Psychedelic drugs could soon help people, including soldiers, who suffer from post-traumatic stress disorder with the pain of recalling traumatic memories. Credit: Chris Hondros/Getty

Psychologists have occasionally given people psychedelic drugs such as LSD or magic mushrooms to induce altered states, in an attempt to treat mental illness. Today, many of those drugs are illegal, but if clinical trials testing their efficacy yield positive results, a handful could become prescription medicines in the next decade. The furthest along in this process is MDMA — a drug sold illegally as ecstasy or Molly — which is showing promise in the treatment of post-traumatic stress disorder (PTSD).

Last week, at the Psychedelic Science 2017 conference in Oakland, California, researchers presented unpublished results from phase II trials involving a total of 107 people diagnosed with PTSD. The trial treatment involved a combination of psychotherapy and MDMA (3,4-methylenedioxymethamphetamine). The US Food and Drug Administration (FDA) reviewed these data in November, which were not released to the public at the time. The agency recommended that the researchers move forward with phase III trials, the final stage before potential approval of the drug.

At the conference, researchers affiliated with the non-profit organization that is sponsoring the trials, the Multidisciplinary Association for Psychedelic Studies (MAPS) in Santa Cruz, California, presented some of their latest resutls. They used a cinically validated scale that assesses PTSD symptoms such as frequency of nightmares and anxiety levels. More than one year after two or three sessions of MDMA-assisted therapy, about 67% of participants no longer had the illness, according to that scale. About 23% of the control group — who received psychotherapy and a placebo drug — experienced the same benefit.

Researchers leading those trials are now training a cadre of therapists to deliver a form of psychotherapy tailored for use with MDMA, in preparation for the phase III trials. They consider this component essential. “I’ve seen people in my practice who took MDMA at a party and weren’t prepared for the memories that came up, and it was really harmful for them,” says Michael Mithoefer, a psychiatrist in Charleston, South Carolina, and a principle investigator in the MDMA trials.

About 8% of the US population will experience PTSD at some point in their lives. And up to half of participants enrolled in clinical trials to treat PTSD fail to respond to therapies including serotonin-reuptake inhibitors — a class of drugs often used as antidepressants — and cognitive behavioural therapy.

“The results I’ve seen so far with MDMA are so much better than anything I’ve seen so far,” Mithoefer says.

Therapeutic sweet spot

PTSD treatment commonly involves getting a patient to repeatedly recall traumatic events, to extinguish the fear associated with the experience1. But that method can fail if patients can't describe the memory because they have walled it off.
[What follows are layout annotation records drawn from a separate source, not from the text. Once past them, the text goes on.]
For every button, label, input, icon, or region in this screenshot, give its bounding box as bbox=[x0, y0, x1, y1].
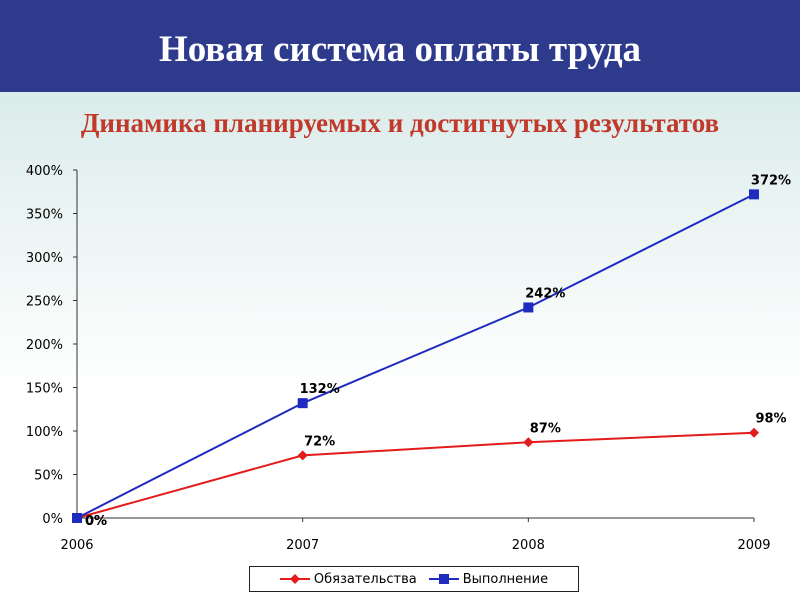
y-tick-label: 300% bbox=[26, 251, 63, 266]
y-tick-label: 400% bbox=[26, 164, 63, 179]
data-point bbox=[749, 189, 759, 200]
chart-legend: Обязательства Выполнение bbox=[249, 566, 579, 592]
data-point bbox=[297, 450, 308, 461]
data-label: 372% bbox=[751, 173, 791, 188]
y-tick-label: 200% bbox=[26, 338, 63, 353]
y-tick-label: 50% bbox=[34, 469, 63, 484]
data-label: 242% bbox=[525, 286, 565, 301]
y-tick-label: 350% bbox=[26, 208, 63, 223]
data-label: 0% bbox=[85, 514, 107, 529]
x-tick-label: 2006 bbox=[60, 538, 93, 553]
data-label: 72% bbox=[304, 434, 335, 449]
data-label: 87% bbox=[530, 421, 561, 436]
title-banner: Новая система оплаты труда bbox=[0, 0, 800, 92]
data-point bbox=[72, 513, 82, 523]
data-label: 132% bbox=[300, 382, 340, 397]
legend-item-execution: Выполнение bbox=[428, 571, 549, 587]
slide-title: Новая система оплаты труда bbox=[158, 29, 642, 70]
y-tick-label: 250% bbox=[26, 295, 63, 310]
square-marker-icon bbox=[428, 574, 459, 584]
x-tick-label: 2008 bbox=[512, 538, 545, 553]
x-tick-label: 2007 bbox=[286, 538, 319, 553]
chart-title: Динамика планируемых и достигнутых резул… bbox=[80, 108, 720, 138]
legend-label-execution: Выполнение bbox=[462, 571, 549, 587]
legend-label-obligations: Обязательства bbox=[313, 571, 417, 587]
y-tick-label: 150% bbox=[26, 382, 63, 397]
data-point bbox=[297, 398, 308, 409]
y-tick-label: 0% bbox=[42, 512, 63, 527]
data-point bbox=[523, 302, 534, 313]
data-point bbox=[749, 427, 759, 438]
series-line-1 bbox=[76, 431, 755, 519]
data-point bbox=[523, 437, 534, 448]
diamond-marker-icon bbox=[279, 574, 310, 584]
series-line-2 bbox=[76, 193, 755, 519]
legend-item-obligations: Обязательства bbox=[279, 571, 417, 587]
x-tick-label: 2009 bbox=[737, 538, 770, 553]
data-label: 0% bbox=[85, 514, 107, 529]
data-label: 98% bbox=[755, 412, 786, 427]
y-tick-label: 100% bbox=[26, 425, 63, 440]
Other people have such a charged emotional response that the recollection causes harm. “Because of this stress, many patients will drop out of treatment,” explains Daniel Zuj, a research psychologist at the University of Tasmania in Launceston, Australia, who is not involved in the MDMA trials.

In the 1990s, scientists demonstrated in rodents and humans that MDMA was reasonably safe when taken a few times in a controlled setting. The FDA permitted researchers to move forward with clinical trials exploring the drug as a treatment for PTSD.

Studies suggest that MDMA reduces the fear response1, and triggers the release of serotonin and other neurotransmitters that induce a feeling of well-being2. In this way, individuals may recall events multiple times, in detail, without panicking. “MDMA provides a sweet spot where therapeutic change can happen,” says Mithoefer. “It affects neural networks so that people’s experiences are not hijacked by fear.”

Sustained results

Investigators with MAPS hope to enrol up to 300 people with PTSD to participate in the upcoming phase III trials. The researchers will spend this year training therapists from 14 clinics across North America and Israel to deliver the MDMA-assisted psychotherapy.

They developed their approach by combining modern PTSD therapy with techniques used by LSD researchers in the 1960s. Two therapists supervise the patient while he or she is under the influence of the drug; this lasts five to eight hours for MDMA. It’s essential that people feel they are in a safe, comfortable setting with someone who can oversee the experience, says Alicia Danforth, a clinical psychologist at the Harbor–UCLA Medical Center in Torrance, California, who is involved in MAPS-sponsored trials studying MDMA’s effects on social anxiety in adults with autism.

During his conference presentation, Mithoefer played a video of a former US marine under the influence of MDMA recounting the time his military jeep exploded during a tour in Iraq. The soldier, positioned on a narrow bed between Mithoefer and his wife Annie, a psychiatric nurse, describes the panic that accompanies his memories. But then, he says, an inner-voice assures him that he’ll be all right. “I feel things come up and then blow away like sand,” the marine says. Michael Mithoefer says it’s been five years since the marine’s session. “We are still in touch,” he says, “and that effect has lasted.”